Re: RARA-AVIS: Hammett and... Henry James

From: Patrick King (
Date: 22 Nov 2007

--- jacquesdebierue <> wrote:
> I have tried with Oates, but she remains my bete
> noire, no pun
> intended. I find her heavy handed, trying to overtly
> push a message,
> and, worst of all, very boring. I did, however, once
> read an excellent
> nonfiction article by her. And I also recall an
> awful article on
> Chandler (NYRB). Overall, I detect no signs of a
> talent to put her in
> a class with Faulkner, or anywhere near.
> Is she an acolyte of Faulkner's? That's very
> surprising.
****************************************************** Oats often uses quotes from Faulkner to preface her novels.
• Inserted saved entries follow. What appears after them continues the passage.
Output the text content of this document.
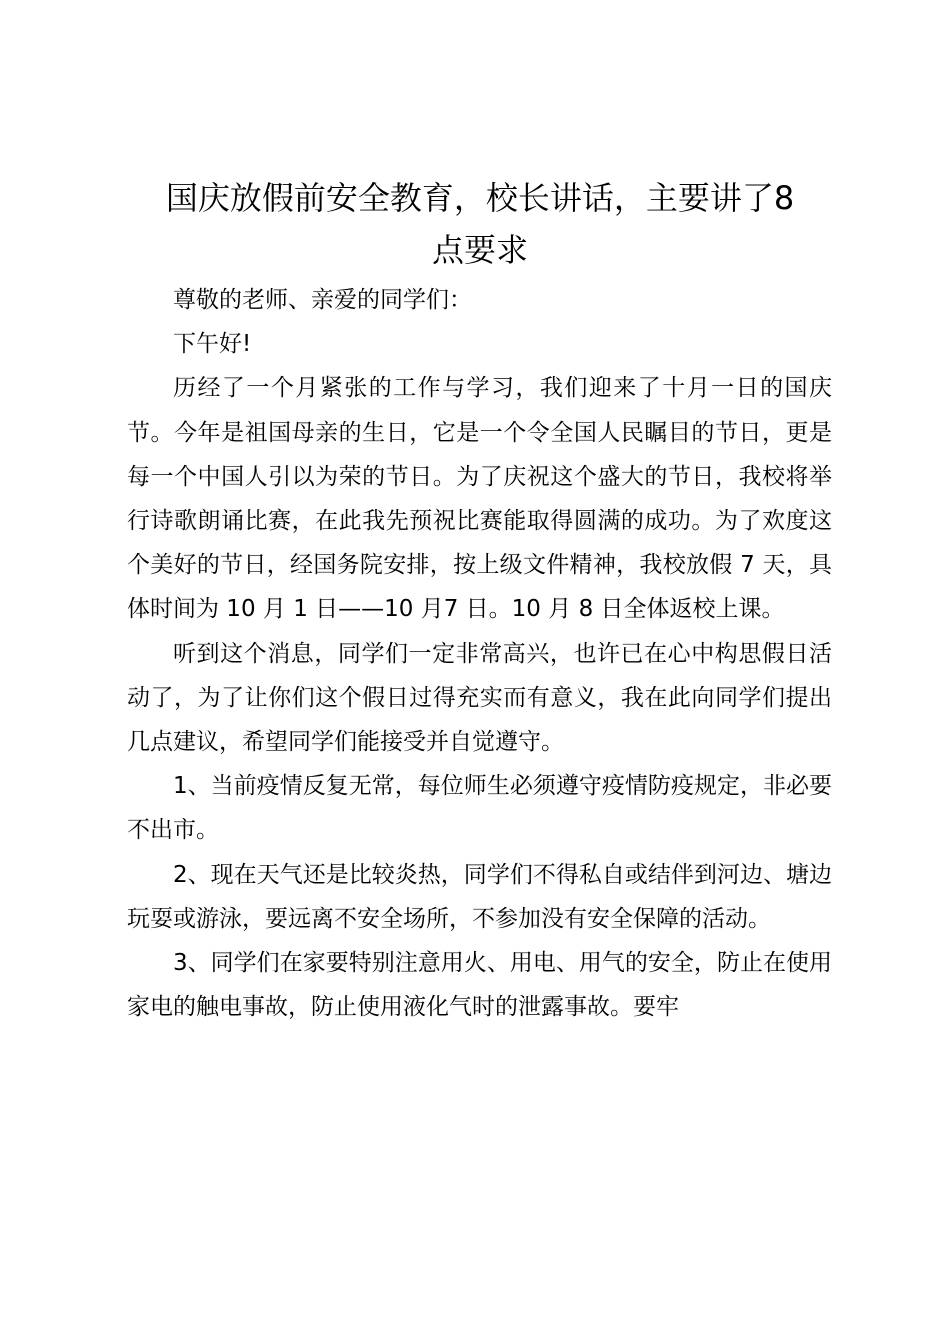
国庆放假前安全教育，校长讲话，主要讲了8
点要求

尊敬的老师、亲爱的同学们：

下午好!

历经了一个月紧张的工作与学习，我们迎来了十月一日的国庆节。今年是祖国母亲的生日，它是一个令全国人民瞩目的节日，更是每一个中国人引以为荣的节日。为了庆祝这个盛大的节日，我校将举行诗歌朗诵比赛，在此我先预祝比赛能取得圆满的成功。为了欢度这个美好的节日，经国务院安排，按上级文件精神，我校放假 7 天，具体时间为 10 月 1 日——10 月7 日。10 月 8 日全体返校上课。

听到这个消息，同学们一定非常高兴，也许已在心中构思假日活动了，为了让你们这个假日过得充实而有意义，我在此向同学们提出几点建议，希望同学们能接受并自觉遵守。

1、当前疫情反复无常，每位师生必须遵守疫情防疫规定，非必要不出市。

2、现在天气还是比较炎热，同学们不得私自或结伴到河边、塘边玩耍或游泳，要远离不安全场所，不参加没有安全保障的活动。

3、同学们在家要特别注意用火、用电、用气的安全，防止在使用家电的触电事故，防止使用液化气时的泄露事故。要牢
She has said he was her muse. I agree, she's heavy handed and some of her work is almost trite. But her best work is stunning.

Have you tried WONDERLAND, the story of a white trash boy, Jesse Vogel, who survives the murder/suicide of his entire family by his father? Jesse is then adopted by a doctor from New York State, whose natural children are certifiable geniuses. His object in adopting Jesse is to prove that a child from an unfortunate circumstance can, with the right training, achieve scholastic excellence. Jesse does. The doctor then puts Jesse in an untenable position and deserts him with nothing but pocket money, in Chicago. How Jesse endures and learns what "family" means, and the decisions he makes to save his family in a crisis circumstance, makes one of the best books I've ever read.

Not all of Oats' books are good. She writes about three a year, so with that kind of obsessive output, mistakes will happen. But when she's good, she's just about as good as it gets.